SOURCE THE NATIONAL REVIEW EDITORIAL

April 1, 2021 4:10 PM

Ed Bastian, CEO of Delta Airlines, at the 2016 International Air Transport Association Annual General Meeting and World Air Transport Summit in Dublin, Ireland June 2, 2016. (Clodagh Kilcoyne/Reuters)

Corporations have the right to free speech. They do not have the right to obedience to all of their demands. It is high time that state-level Republicans remembered that.

A variety of factors have led to the capture of America’s major corporations by the social-justice-warrior wing of the Democratic Party. Corporate C-suites and legal and human-resources departments are increasingly staffed by products of woke university educations. The “diversity and inclusion” business sector is now itself an $8 billion a year industry. Corporate managers who are not themselves left-wing culture warriors are easily pushed around by a vocal minority of their employees or customers brandishing boycotts, lawsuits, and Twitter mobs. This is especially prevalent in sports, entertainment, and journalism, where prominent employees wield outsized public platforms.

One result is that sports leagues, Hollywood, and big business have gotten into the habit over the past decade of threatening to pull their business from states whose legislatures pass laws that do not meet the approval of the cultural Left. We have seen this pattern over and over with laws in Indiana, Arizona, North Carolina, South Dakota, and other states that addressed hot-button topics ranging from immigration to religious liberty to transgenderism to same-sex marriage. What has followed, in nearly every case, is that state governors have folded like a cheap suitcase rather than stick up for the democratic right of a free people to pass laws through their elected representatives, chosen in free and fair elections.

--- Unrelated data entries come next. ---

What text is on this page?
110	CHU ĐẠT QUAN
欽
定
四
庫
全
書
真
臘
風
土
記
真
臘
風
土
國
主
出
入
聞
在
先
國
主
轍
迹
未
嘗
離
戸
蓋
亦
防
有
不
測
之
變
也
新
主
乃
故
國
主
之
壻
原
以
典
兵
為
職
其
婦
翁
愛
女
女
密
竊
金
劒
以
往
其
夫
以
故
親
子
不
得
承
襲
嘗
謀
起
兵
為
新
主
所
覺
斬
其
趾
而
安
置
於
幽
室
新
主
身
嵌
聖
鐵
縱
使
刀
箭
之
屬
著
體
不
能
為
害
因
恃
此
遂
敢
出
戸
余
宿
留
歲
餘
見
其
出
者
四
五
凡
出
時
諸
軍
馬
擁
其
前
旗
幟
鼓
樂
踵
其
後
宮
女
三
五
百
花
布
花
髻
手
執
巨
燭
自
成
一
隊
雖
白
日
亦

They are at it again in Georgia. Companies such as Delta Air Lines, Coca-Cola, and Microsoft are pressuring the state over its recent revisions to its voting and election laws — pressure based in large part on false Democratic talking points about the bill. Democratic politicians now see corporations and sports leagues as their shock troops, to the point that Joe Biden is egging on Major League Baseball to threaten to pull this summer’s All-Star Game from Atlanta. This follows on the heels of the NCAA’s apparently successful campaign to intimidate Kristi Noem into a veto of South Dakota’s entirely sensible law on transgender athletes.

This sort of cultural partisanship is an abuse of the corporate form. A legal abuse — in a free country, we rightly let companies make their own choices — but an abuse nonetheless of the assets entrusted to corporate managers by their shareholders for the purpose of making money. People invest in Delta Air Lines because they want to grow their own assets for retirement, not because they want to enlist in whatever partisan battle Stacey Abrams wants to wage in a given week. It is one thing for companies to make long-term business decisions, and political contributions, based on their desire for a better business climate for their own operations. A company may even make choices about the values it embodies within its own operations, whether those values are those of wokesters, hippies, or Christian conservatives. It is another entirely to subordinate the company’s business interests to a kulturkampf that seeks to force its values on an entire state. Companies that do this ooze contempt for their own customers and employees who are not in the leftmost quarter of opinion in the country.All Our Opinion in Your Inbox

In any event, the best medicine for corporate overreach is for state officials to stand their ground and call the companies’ bluff. Actually relocating operations over a momentary political controversy is costly and painful. A few may carry out their threats, but if they find the tactic meeting regular resistance, they will be less likely to repeat it. Moreover, Republican-run states should show solidarity with one another and not be picked off one at a time. They can start by not poaching businesses that pull out of another state over a culture-war flap. Welcoming a company that arrives on those terms is just asking for your own governance to be held hostage later. Few companies or sports leagues are actually prepared to simultaneously boycott half of the states in the country. States can still compete over a better business climate, and companies will respond to that because it involves the long-term interests of business rather than its response to a single news cycle. Many corporate managers would be quietly relieved if they were no longer expected to jump into every debate that trends on woke Twitter.

In fact, the lesson of standing against corporate extortion is also one that can be applied to more conventional forms of corporate welfare. Major League Baseball, for example, has long used threats of relocation of franchises to mau-mau states and cities into giving it handouts. Learning to say no to cultural shakedowns is good practice for reviving the freedom of state and local governments more generally from rent-seeking corporations.

We would prefer to see more evenhanded governance and fewer favors done for particular businesses. It is a sad state of affairs when state lawmakers retaliate against businesses for their political stances, but we cannot blame the Georgia legislature for concluding that it should do fewer favors for Delta if the company has made itself an opponent of democratic self-government in the state. In America, airlines and baseball teams do not get to decide how elections are run. The sooner Republicans in Georgia, South Dakota, and other states remind them of that, the better.